15 April 2026

The Lᴏʀᴅ takes a day off.

Genesis 2.1-3.

The first creation story doesn’t end at the end of Genesis 1. It continues three verses into chapter 2, with day seven—the passage which establishes the sabbath.

Genesis 2.1-3 KWL
1The skies and the land
and all their armies
were completed.
2God completed on day seven
his handiwork which he made.
God stopped on day seven
from all his handiwork which he made.
3God blessed day seven
and made it sacredly unique,
for in it, he stopped from all his handiwork,
which is all the creation God did.

Unique holy days weren’t anything new to the ancients. But they weren’t as frequent as the Hebrew holy day of sabbath, which arrived every seventh day.
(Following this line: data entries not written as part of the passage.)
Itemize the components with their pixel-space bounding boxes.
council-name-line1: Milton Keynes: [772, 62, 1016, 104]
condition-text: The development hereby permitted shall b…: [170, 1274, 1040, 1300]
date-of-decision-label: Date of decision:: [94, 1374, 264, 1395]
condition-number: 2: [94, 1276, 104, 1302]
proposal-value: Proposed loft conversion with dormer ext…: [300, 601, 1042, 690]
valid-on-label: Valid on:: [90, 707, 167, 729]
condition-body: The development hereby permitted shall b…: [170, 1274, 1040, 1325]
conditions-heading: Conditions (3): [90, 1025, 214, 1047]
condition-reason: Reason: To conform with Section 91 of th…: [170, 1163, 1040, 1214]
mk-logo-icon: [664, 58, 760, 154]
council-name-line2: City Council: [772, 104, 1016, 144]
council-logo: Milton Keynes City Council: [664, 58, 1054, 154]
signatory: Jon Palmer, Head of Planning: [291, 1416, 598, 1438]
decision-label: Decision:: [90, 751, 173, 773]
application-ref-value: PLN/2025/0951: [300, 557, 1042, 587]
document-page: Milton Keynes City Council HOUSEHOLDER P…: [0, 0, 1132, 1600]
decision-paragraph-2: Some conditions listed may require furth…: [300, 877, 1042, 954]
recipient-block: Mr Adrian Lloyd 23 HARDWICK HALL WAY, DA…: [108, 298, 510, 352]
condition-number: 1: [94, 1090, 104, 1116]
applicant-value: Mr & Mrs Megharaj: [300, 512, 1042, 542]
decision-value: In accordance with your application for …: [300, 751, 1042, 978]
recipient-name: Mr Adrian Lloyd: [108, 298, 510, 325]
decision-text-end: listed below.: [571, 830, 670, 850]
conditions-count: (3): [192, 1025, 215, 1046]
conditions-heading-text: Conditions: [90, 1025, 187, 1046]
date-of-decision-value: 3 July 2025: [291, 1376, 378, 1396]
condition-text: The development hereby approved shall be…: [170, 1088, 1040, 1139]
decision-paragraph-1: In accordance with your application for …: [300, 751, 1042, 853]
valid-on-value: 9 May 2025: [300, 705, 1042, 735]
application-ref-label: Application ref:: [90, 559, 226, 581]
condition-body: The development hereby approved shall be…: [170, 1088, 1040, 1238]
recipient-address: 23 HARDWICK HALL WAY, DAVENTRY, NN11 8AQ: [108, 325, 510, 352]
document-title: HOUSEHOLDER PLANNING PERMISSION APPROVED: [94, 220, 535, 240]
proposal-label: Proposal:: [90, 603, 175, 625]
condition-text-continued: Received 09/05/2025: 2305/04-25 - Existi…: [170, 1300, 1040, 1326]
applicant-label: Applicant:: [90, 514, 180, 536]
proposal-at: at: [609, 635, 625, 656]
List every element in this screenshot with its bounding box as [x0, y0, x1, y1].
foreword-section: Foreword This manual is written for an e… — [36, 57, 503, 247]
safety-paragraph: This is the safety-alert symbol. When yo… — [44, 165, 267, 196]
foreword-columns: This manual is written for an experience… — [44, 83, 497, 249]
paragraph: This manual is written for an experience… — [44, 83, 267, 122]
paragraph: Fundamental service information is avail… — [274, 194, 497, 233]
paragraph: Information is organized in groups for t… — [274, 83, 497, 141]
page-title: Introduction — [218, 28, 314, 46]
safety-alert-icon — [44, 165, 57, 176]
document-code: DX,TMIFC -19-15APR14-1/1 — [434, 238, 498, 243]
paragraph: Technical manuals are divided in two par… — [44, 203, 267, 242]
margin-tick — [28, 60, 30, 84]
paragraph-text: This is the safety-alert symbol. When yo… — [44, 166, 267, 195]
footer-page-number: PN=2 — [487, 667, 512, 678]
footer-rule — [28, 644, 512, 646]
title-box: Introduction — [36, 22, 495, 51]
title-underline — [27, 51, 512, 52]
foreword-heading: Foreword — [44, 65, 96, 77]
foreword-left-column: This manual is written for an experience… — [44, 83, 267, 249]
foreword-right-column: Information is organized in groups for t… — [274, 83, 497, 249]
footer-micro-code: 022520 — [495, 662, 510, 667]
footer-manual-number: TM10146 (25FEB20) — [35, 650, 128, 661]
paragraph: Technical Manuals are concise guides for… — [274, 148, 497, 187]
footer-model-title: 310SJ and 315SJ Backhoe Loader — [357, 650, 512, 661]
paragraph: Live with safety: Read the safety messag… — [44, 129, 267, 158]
The ancient Sumerians had a five-day week. But in certain months—in Elul (roughly around August) and Bul (roughly around October)—they set apart the 7th, 14th, 19th, 21st, and 28th days of the month. On these days the kings, priests, and witch doctors had to be particularly careful to not enrage their head god, Enlil. No eating cooked food, no dressing in nice clothes, no riding in chariots, and so forth. Now like I said, they had a five-day week, but y’notice they were careful to observe every seventh day. Plus the 19th day—which was the 49th day after the previous month began, so seven sevens.

In contrast, the Hebrews didn’t only observe seventh days for two months a year: This was all year long. Their week had seven days, not five. And the special behavior the Hebrews had to practice was not because it’d anger God and he’d start a-smiting them. It’s because he wanted his people to stop working. To take a day off, same as he took a day off. It’s not a warning; it’s for our benefit. Like Jesus put it, “Sabbath is made for people, not people for sabbath.” Mk 2.27

The seven-day week.

Nothing in nature indicates a seven-day week. It’s entirely created by the Hebrew religion and its creation story.

I’ve heard Christians try to claim the seven-day week is a naturally occurring thing. Or try to claim, “Hey, the entire world observes a seven-day week! That had to come from something, right?” Yeah—it came from half the planet being either Christian or Muslim, two religions with seven-day weeks. Came from Europe trying to conquer every other country in the world, and imposing the Gregorian calendar upon ’em while they were at it.

It doesn’t come from lunar phases—which are eight days long. It comes from religion. All the ancient weeks stemmed from religion. The Sumerians had a five-day week, the Egyptians had a 10-day week, and most other ancient cultures went with a nine-day week. Only the Hebrews had a seven-day week—and again, that came from their creation story.

And we don’t actually see them observing a seven-day week till Exodus 20. We never see Abraham observe a sabbath. Abraham was originally from Ur, in Sumer, so he likely had a five-day week like other Sumerians. When the Hebrews migrated to Egypt, likely they adopted the Egyptian week, and worked all 10 days of it. Egyptians eventually developed a two-day weekend in the late 1200s BC, but the Hebrews were long gone by then.

Nope, between the creation story and the Ten Commandments, the seven-day week doesn’t appear. Then God decides to implement sabbaths, and now the Hebrews have a seven-day week.

Exodus 20.8-11 Schocken Bible
7Be mindful
of the Sabbath day, to hallow it.
8For six days, you are to serve, and are to make all your work,
9but the seventh day
is Sabbath for YHWH your God:
you are not to make any work,
you, and your son, and your daughter,
your servant, and your maid, and your beast,
and your sojourner who is within your gates.
10For in six days
YHWH made
the heavens and the earth,
the sea and all that is in it,
and he rested on the seventh day;
therefore YHWH gave the Sabbath day his blessing, and he hallowed it.

God never nails down when this new seven-day cycle was gonna start, but obviously the first sabbath took place around that time, and that’s how weeks have gone ever since.

The Hebrew sabbath, which is now the Jewish sabbath, is still sundown Friday to sundown Saturday. Muslims simply made it Friday, and most Christians shifted it to Sunday, to honor the weekday when Jesus’s resurrection took place. I seriously doubt God’s particular about when our sabbaths happen; he just cares that a sabbath happens. Every seventh day, whenever that seventh day falls, we stop working.

And do as God does: Take the day off, enjoy the universe he made.